На нее упал последний солнечный луч, и мастер увидел лицо Шарлотты Вайсгартен, полное смертной муки и безысходной тоски перед неведомым…
– Зачем мне врать, господин! – воскликнул мальчишка, пытаясь вывернуться из руки хозяина. – Это чистая правда, провалиться мне на этом месте!
И тут мастер Бернт услышал в глубине церковного нефа медленные, неуверенные, шаркающие шаги старика. Отпустив ухо подмастерья, он шепнул мальчишке, чтобы тот скрылся с глаз, и двинулся навстречу советнику.
Советник Вайсгартен вышел из тени на свет, падающий от высокого стрельчатого окна, – и мастер поразился происшедшей в его лице, во всем его облике перемене. Лицо старика, и до того усталое, изможденное, опустошенное, сегодня напоминало полуразрушенный дом, который давно покинули жильцы, в котором поселились сквозняки, привидения и дикие звери. Дом с выбитыми окнами, выломанными дверями, обвалившимися стенами.
Подбородок старика трясся, щеки обвисли и посерели, седые волосы свисали мертвыми спутанными прядями. И только глаза горели прежним огнем, только в них еще присутствовала жизнь и воля.
И еще одно яркое и живое пятно было в его тусклой фигуре.

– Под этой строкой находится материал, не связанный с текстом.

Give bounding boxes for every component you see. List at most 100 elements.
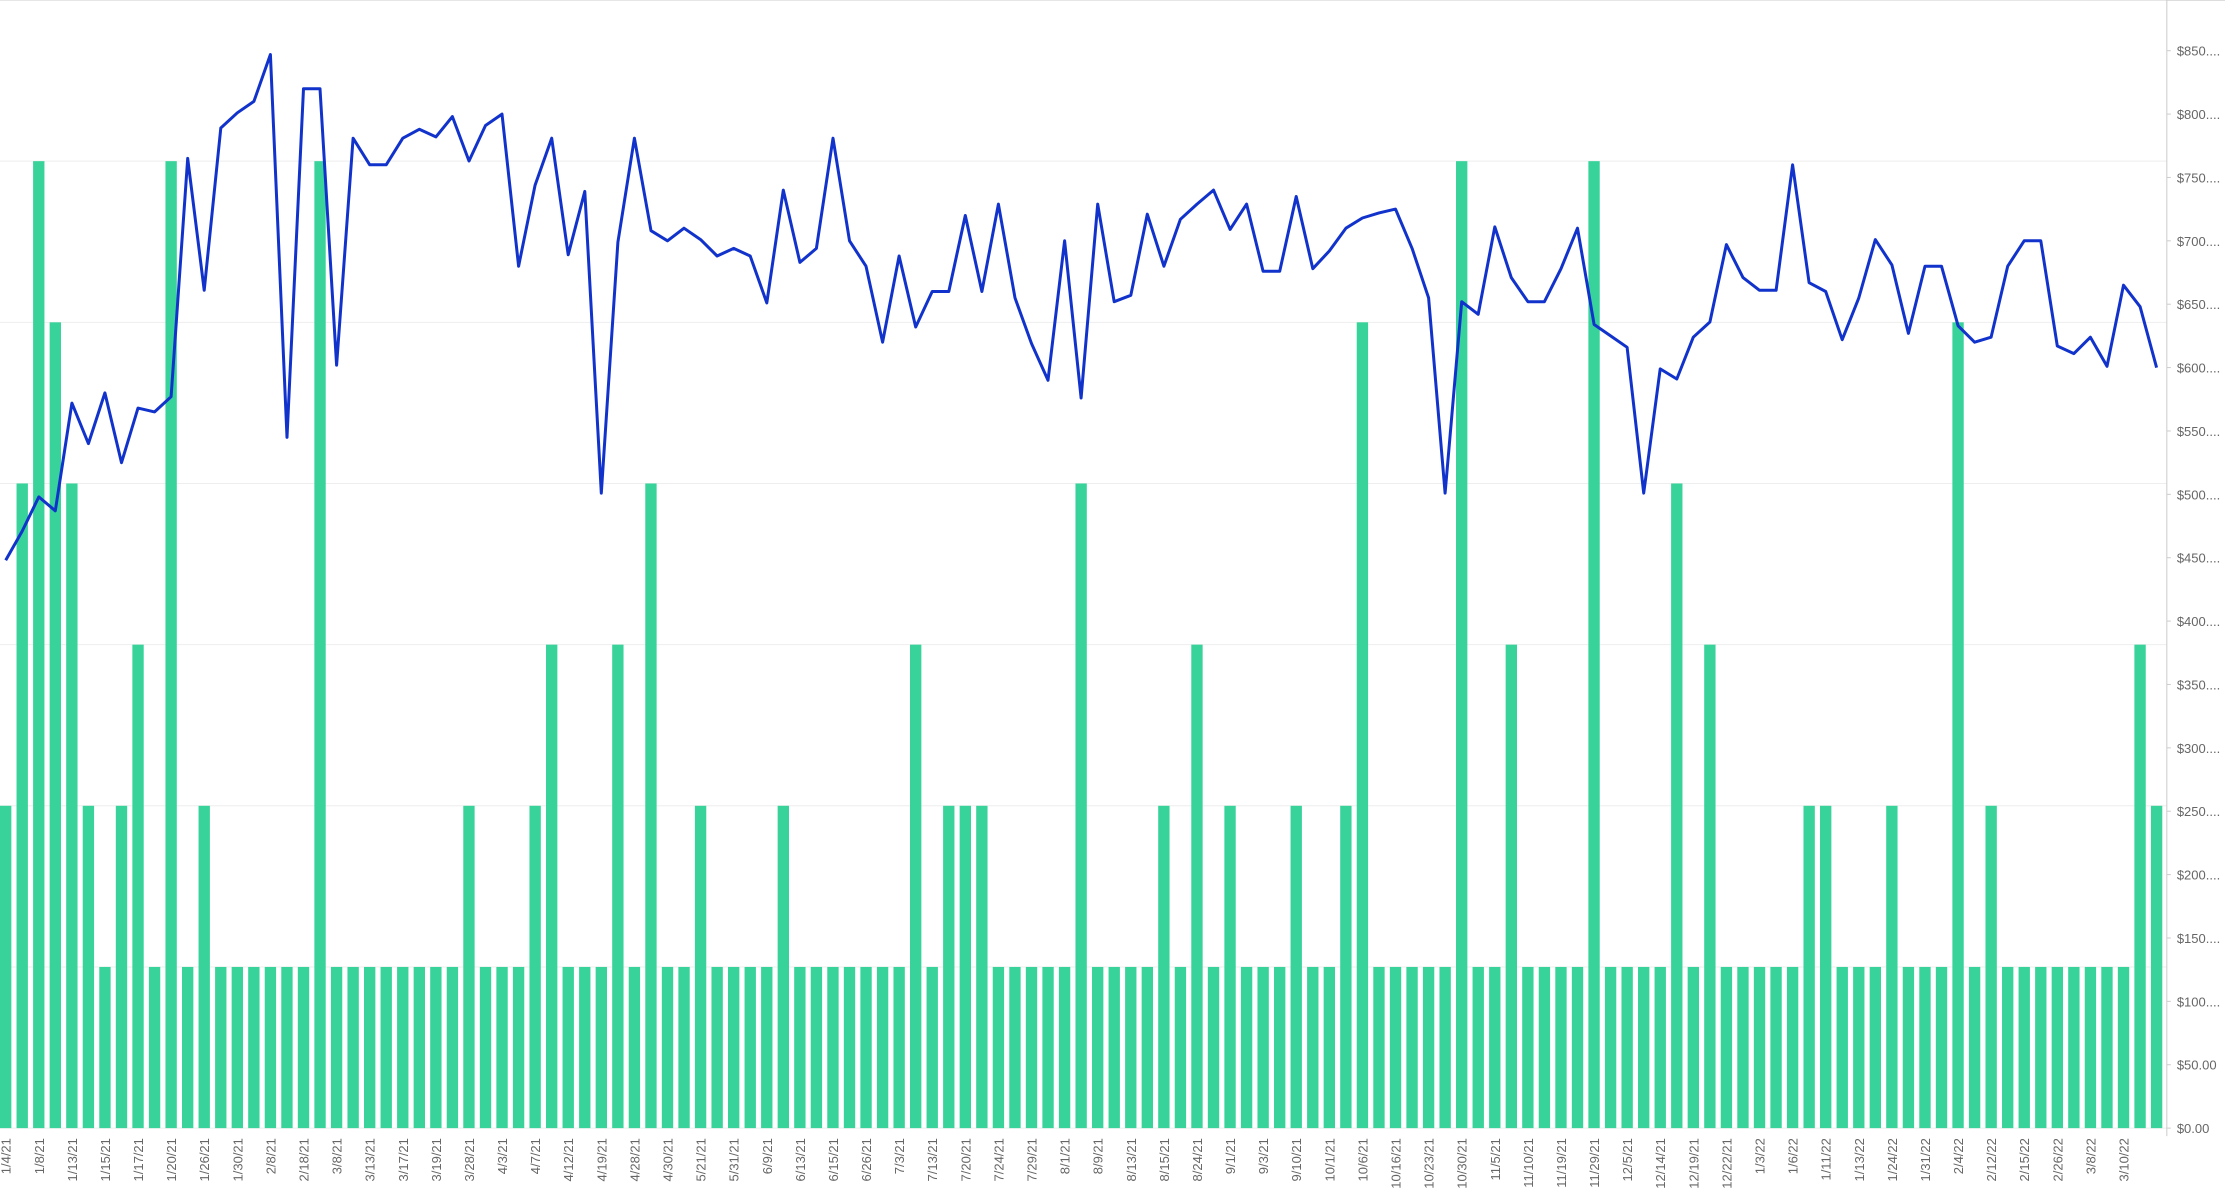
bar <box>728 966 740 1129</box>
bar <box>1108 966 1120 1129</box>
bar <box>1886 805 1898 1129</box>
x-tick-label: 1/17/21 <box>131 1138 146 1181</box>
bar <box>1141 966 1153 1129</box>
bar <box>33 161 45 1129</box>
y-tick-label: $700.... <box>2177 234 2220 249</box>
bar <box>430 966 442 1129</box>
bar <box>347 966 359 1129</box>
x-tick-label: 3/8/22 <box>2083 1138 2098 1174</box>
x-tick-label: 5/21/21 <box>694 1138 709 1181</box>
bar <box>777 805 789 1129</box>
bar <box>678 966 690 1129</box>
x-tick-label: 8/13/21 <box>1124 1138 1139 1181</box>
x-tick-label: 1/26/21 <box>197 1138 212 1181</box>
x-tick-label: 6/9/21 <box>760 1138 775 1174</box>
bar <box>99 966 111 1129</box>
x-tick-label: 1/13/22 <box>1852 1138 1867 1181</box>
x-tick-label: 4/12/21 <box>561 1138 576 1181</box>
bar <box>1654 966 1666 1129</box>
x-tick-label: 1/30/21 <box>230 1138 245 1181</box>
bar <box>2035 966 2047 1129</box>
x-tick-label: 3/13/21 <box>363 1138 378 1181</box>
bar <box>1505 644 1518 1129</box>
bar <box>1820 805 1832 1129</box>
x-tick-label: 12/5/21 <box>1620 1138 1635 1181</box>
bar <box>1290 805 1302 1129</box>
bar <box>976 805 988 1129</box>
bar <box>992 966 1005 1129</box>
x-tick-label: 9/3/21 <box>1256 1138 1271 1174</box>
bar <box>529 805 541 1129</box>
x-tick-label: 7/24/21 <box>991 1138 1006 1181</box>
bar <box>1869 966 1882 1129</box>
y-tick-label: $550.... <box>2177 424 2220 439</box>
bar <box>231 966 243 1129</box>
y-tick-label: $350.... <box>2177 677 2220 692</box>
bar <box>579 966 591 1129</box>
bar <box>2150 805 2163 1129</box>
bar <box>1373 966 1385 1129</box>
bar <box>1472 966 1484 1129</box>
y-tick-label: $750.... <box>2177 170 2220 185</box>
bar <box>810 966 823 1129</box>
x-tick-label: 2/15/22 <box>2017 1138 2032 1181</box>
x-tick-label: 9/10/21 <box>1289 1138 1304 1181</box>
bar <box>1340 805 1352 1129</box>
bar <box>1025 966 1038 1129</box>
bar <box>1439 966 1451 1129</box>
bar <box>1538 966 1551 1129</box>
y-tick-label: $400.... <box>2177 614 2220 629</box>
bar <box>595 966 607 1129</box>
bar <box>264 966 277 1129</box>
bar <box>380 966 392 1129</box>
bar <box>1224 805 1236 1129</box>
bar <box>82 805 95 1129</box>
x-tick-label: 1/11/22 <box>1819 1138 1834 1180</box>
x-tick-label: 12/14/21 <box>1653 1138 1668 1189</box>
bar <box>2002 966 2014 1129</box>
bar <box>893 966 905 1129</box>
bar <box>876 966 889 1129</box>
bar <box>1753 966 1766 1129</box>
x-tick-label: 1/20/21 <box>164 1138 179 1181</box>
bar <box>1389 966 1402 1129</box>
bar <box>0 805 12 1129</box>
bar <box>1158 805 1170 1129</box>
x-tick-label: 3/8/21 <box>330 1138 345 1174</box>
bar <box>446 966 459 1129</box>
y-tick-label: $100.... <box>2177 994 2220 1009</box>
x-tick-label: 2/18/21 <box>296 1138 311 1181</box>
y-tick-label: $50.00 <box>2177 1058 2217 1073</box>
bar <box>1786 966 1799 1129</box>
x-tick-label: 1/3/22 <box>1753 1138 1768 1174</box>
bar <box>1240 966 1253 1129</box>
x-tick-label: 1/31/22 <box>1918 1138 1933 1181</box>
bar <box>1058 966 1071 1129</box>
bar <box>843 966 856 1129</box>
bar <box>1406 966 1418 1129</box>
x-tick-label: 10/16/21 <box>1389 1138 1404 1189</box>
bar <box>744 966 756 1129</box>
x-tick-label: 6/13/21 <box>793 1138 808 1181</box>
bar <box>2051 966 2064 1129</box>
bar <box>1307 966 1319 1129</box>
bar <box>496 966 508 1129</box>
bar <box>1571 966 1584 1129</box>
bar <box>1125 966 1137 1129</box>
x-tick-label: 1/15/21 <box>98 1138 113 1181</box>
bar <box>694 805 707 1129</box>
x-tick-label: 1/6/22 <box>1786 1138 1801 1174</box>
x-tick-label: 10/23/21 <box>1422 1138 1437 1189</box>
x-tick-label: 12/19/21 <box>1686 1138 1701 1189</box>
bar <box>1836 966 1848 1129</box>
bar <box>1687 966 1700 1129</box>
bar <box>761 966 773 1129</box>
bar <box>1009 966 1021 1129</box>
x-tick-label: 10/30/21 <box>1455 1138 1470 1189</box>
bar <box>1853 966 1865 1129</box>
bar <box>943 805 955 1129</box>
bar <box>1704 644 1716 1129</box>
x-tick-label: 1/24/22 <box>1885 1138 1900 1181</box>
bar <box>1323 966 1335 1129</box>
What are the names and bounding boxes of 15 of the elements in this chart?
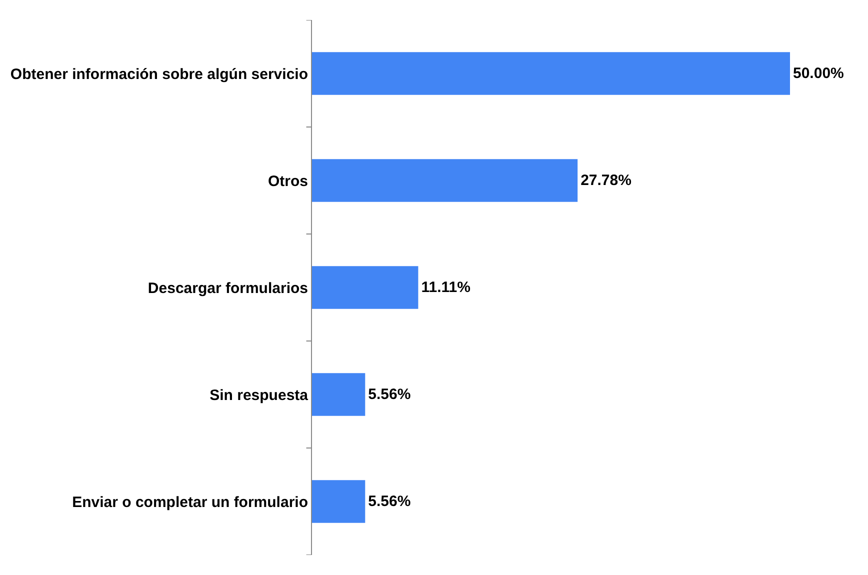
bar — [312, 373, 366, 416]
data-label: 27.78% — [580, 172, 632, 189]
y-tick-label: Obtener información sobre algún servicio — [10, 66, 308, 83]
bar — [312, 159, 578, 202]
bar — [312, 52, 790, 95]
data-label: 50.00% — [793, 65, 844, 82]
y-tick-label: Sin respuesta — [210, 386, 309, 404]
y-tick-label: Descargar formularios — [148, 280, 308, 297]
y-tick-label: Enviar o completar un formulario — [72, 494, 308, 511]
data-label: 5.56% — [368, 386, 411, 403]
data-label: 11.11% — [421, 279, 470, 296]
y-tick-label: Otros — [268, 172, 308, 190]
bar — [312, 480, 366, 523]
bar — [312, 266, 418, 309]
data-label: 5.56% — [368, 493, 411, 510]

Перстень с огромным рубином, знаменитый перстень крестоносцев сиял на правой руке советника, как третий глаз – бессонный, пылающий, дьявольский глаз.
– Как подвигается твоя работа? – спросил старик голосом хриплым и надтреснутым, словно карканье старого ворона разнеслось под церковными сводами.
– Я близок к завершению, – ответил художник с поклоном. – Еще, возможно, месяц…
– Месяц? – переспросил советник, и его землистое лицо начало наливаться кровью. – У меня нет месяца! Постарайся закончить работу быстрее, мастер Нотке! Постарайся закончить ее быстрее – и ты получишь огромную, царскую награду! Ты станешь богатым человеком, мастер Нотке! Поистине богатым человеком.
– Благодарю вас, почтенный советник! – Мастер низко поклонился. – Однако… однако до меня дошли слухи, что в вашем доме снова случилось несчастье…
– Дурные вести распространяются очень быстро, – прокаркал старик. – Но смерть приходит еще быстрее. Поэтому тебе надлежит поспешить, мастер Нотке…
– Примите мои соболезнования, господин советник… – проговорил художник, опустив глаза. – Я понимаю ваше горе…
– Никто не может понять моего горя! – перебил его старик, и по его лицу пробежала мучительная судорога. – Никто не может разделить его! Моя Лотта, моя плоть и кровь… девочка моя… моя любимая, моя единственная дочь…
– Так, может, мы изменим условия нашего договора? – неуверенно проговорил мастер. – Может быть, мне не следует придавать последнему образу черты лица вашего младшего сына?